Negative Ions – Tokyo’s Latest Health Craze

With an eye on Tokyo’s latest health craze, Nick Coldicott asks what’s so positive about negative ions?

Given the choice, wouldn’t you pick positive ions over negative ones? They just sound better. But appliance giants like Hitachi, National and Sharp are joining the health salons in touting negative ions as the latest, greatest natural remedy to treat everything from allergies to seasonal affective disorder.

But why do we need negative ions any more than deep-sea water or current beauty bestseller, a “mouth shrinker?” If your mental thesaurus links “alternative health trend” with “cock-and-bull story” and you’re about to flip the page, hold on. Even the scientists are on board this time.


Theory of negativity
Research as far back as 1932 labeled negative ions (mainus ee-ons in Japanese; oxygen particles with an extra electron to scholars) the “vitamins of the air,” capable of reducing stress, lifting depression, relieving hay fever or soothing migraines by catching microscopic particles in the air and making them fall to the floor, balancing serotonin levels in the body, and halting the growth of bacteria. Places with high levels of this apparent panacea-mountains, beaches, waterfalls-are those we migrate to for leisure. Low counts are found in smoky rooms and near computer monitors-places of stress.

Governments have been on the case for decades, with negative ion generators mandatory in German and Russian hospitals and installed on every US submarine since 1956. Even Luftwaffe planes were negatively ionized to prevent pilot fatigue. So how did a decades-old finding become a 21st-century hit?
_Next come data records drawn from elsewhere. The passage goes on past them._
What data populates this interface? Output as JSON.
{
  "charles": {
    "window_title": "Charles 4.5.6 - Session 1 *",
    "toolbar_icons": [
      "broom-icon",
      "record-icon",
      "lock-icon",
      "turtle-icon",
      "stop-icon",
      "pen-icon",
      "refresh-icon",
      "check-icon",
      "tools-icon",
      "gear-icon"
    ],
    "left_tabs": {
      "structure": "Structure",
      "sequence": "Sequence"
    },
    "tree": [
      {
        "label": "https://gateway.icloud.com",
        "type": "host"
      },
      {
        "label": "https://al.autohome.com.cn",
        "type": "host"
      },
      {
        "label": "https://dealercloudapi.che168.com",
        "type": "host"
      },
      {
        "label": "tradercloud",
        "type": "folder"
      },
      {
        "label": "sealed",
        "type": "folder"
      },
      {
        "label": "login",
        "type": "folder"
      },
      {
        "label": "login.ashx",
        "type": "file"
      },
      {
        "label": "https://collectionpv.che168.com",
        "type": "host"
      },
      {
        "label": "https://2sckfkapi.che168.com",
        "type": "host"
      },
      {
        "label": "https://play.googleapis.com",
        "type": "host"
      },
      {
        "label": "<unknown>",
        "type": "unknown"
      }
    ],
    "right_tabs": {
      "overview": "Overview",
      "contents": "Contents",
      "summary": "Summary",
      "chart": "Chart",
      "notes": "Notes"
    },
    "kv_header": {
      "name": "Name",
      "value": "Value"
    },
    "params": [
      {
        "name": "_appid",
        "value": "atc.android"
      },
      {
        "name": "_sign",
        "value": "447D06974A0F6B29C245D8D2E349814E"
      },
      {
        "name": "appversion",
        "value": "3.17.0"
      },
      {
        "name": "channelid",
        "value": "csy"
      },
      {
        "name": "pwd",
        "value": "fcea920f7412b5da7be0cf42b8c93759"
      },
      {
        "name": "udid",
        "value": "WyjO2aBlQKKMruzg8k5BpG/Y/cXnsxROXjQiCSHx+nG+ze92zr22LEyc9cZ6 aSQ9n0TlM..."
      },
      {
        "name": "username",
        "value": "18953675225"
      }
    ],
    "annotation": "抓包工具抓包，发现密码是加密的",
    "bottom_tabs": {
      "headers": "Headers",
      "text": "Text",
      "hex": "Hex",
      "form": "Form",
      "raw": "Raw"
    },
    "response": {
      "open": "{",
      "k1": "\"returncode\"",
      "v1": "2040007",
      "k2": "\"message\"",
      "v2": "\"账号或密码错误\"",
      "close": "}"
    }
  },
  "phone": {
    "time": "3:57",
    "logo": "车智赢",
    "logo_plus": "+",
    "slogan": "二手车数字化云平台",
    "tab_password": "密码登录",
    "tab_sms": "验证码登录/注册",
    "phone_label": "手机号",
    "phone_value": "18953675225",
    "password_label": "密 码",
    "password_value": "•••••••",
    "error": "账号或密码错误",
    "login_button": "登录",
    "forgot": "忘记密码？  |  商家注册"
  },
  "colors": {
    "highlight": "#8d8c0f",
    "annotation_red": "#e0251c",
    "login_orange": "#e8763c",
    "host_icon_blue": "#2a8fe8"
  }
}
Mie Sugiura, manager of Keio’s relaxation salon in Shinjuku, says the trend hit Tokyo around six months ago and attributes it to a boom in health consciousness in a city starved of fresh air. Five years ago her salon began selling a small range of negative ion T-shirts and socks. Tokyoites can now rejuvenate their entire lives with Keio’s enormous range, which includes ion-emitting toothbrushes (¥380), cosmetics (from ¥2,500), necklaces for pets (¥3,300) and, yes, negative-ion underpants (from ¥1,800).

Sugiura says the salon now moves more than 100 negative-ion rubber bracelets a week. So what’s so special about a rubber loop? The secret, she says, is tourmaline-an ion-issuing precious gem within all the products. “Hold the bracelet near a leaf,” she says, “and the leaf will twitch.”
Maybe tourmaline can make a leaf flutter, maybe it really does release negative ions, but can it make us smile on a Monday morning? All clinical evidence of pain relief, stress relief and anti-depressant effects comes from inhaling air that has been purified by negative ions. Tourmaline might set ion detectors whirring, but, stuffed into your socks, it’s a long way from your nostrils.

Sugiura concedes that the biggest health benefits lie with the pricey machines that seem to have sprouted in every home appliance department across the city. Her salon carries a range, from a tiny plastic pyramid for office cubicles (¥14,800) to a beautiful stone fountain (¥150,000) to a big, ugly plastic generator (¥218,000). Some use water to disperse electrons, others are purely electric (something about low currents, high voltages and needles). Sugiura offers an honest appraisal of her products: The fountain is pretty and the electric pyramid is cheap, but to ionize a large room, the healthiest, most natural and most effective is that big, ugly box whose H20 actions most closely imitate nature.

At the nearby Bic Camera megastore, meanwhile, the home appliance floor resembles a shrine to negative ionism. Perky cartoon ions look not remotely negative on flags promoting 99 different electron-emitting air conditioners. Speakers even broadcast a “Daddy, what’s a mainus ee-on?” style infomercial on a perpetual loop. The newest offerings include pint-size coolers from Sharp (¥47,000-72,000) that claim to freshen your closets, portable ionized dehumidifiers from Hitachi (¥61,000). and powerful wall-mounted air conditioners from Sanyo (¥230,000 for an 8- to 11-mat room) that can send out roomfuls of the perky ions.

Bic’s staff say the feature first popped up early last year but customer interest took off after Japanese television shows shone a spotlight on negative ions. “Now the manufacturers are using the minus ion buzz to sell everything,” says one clerk. National’s negative-ion washing machine (¥128,000) promises fluffier clothes, Sharp’s fridges claim to keep food fresh longer, and Hitachi’s ion-care range includes hair dryers, curlers and styling brushes to blast particles at you while you groom.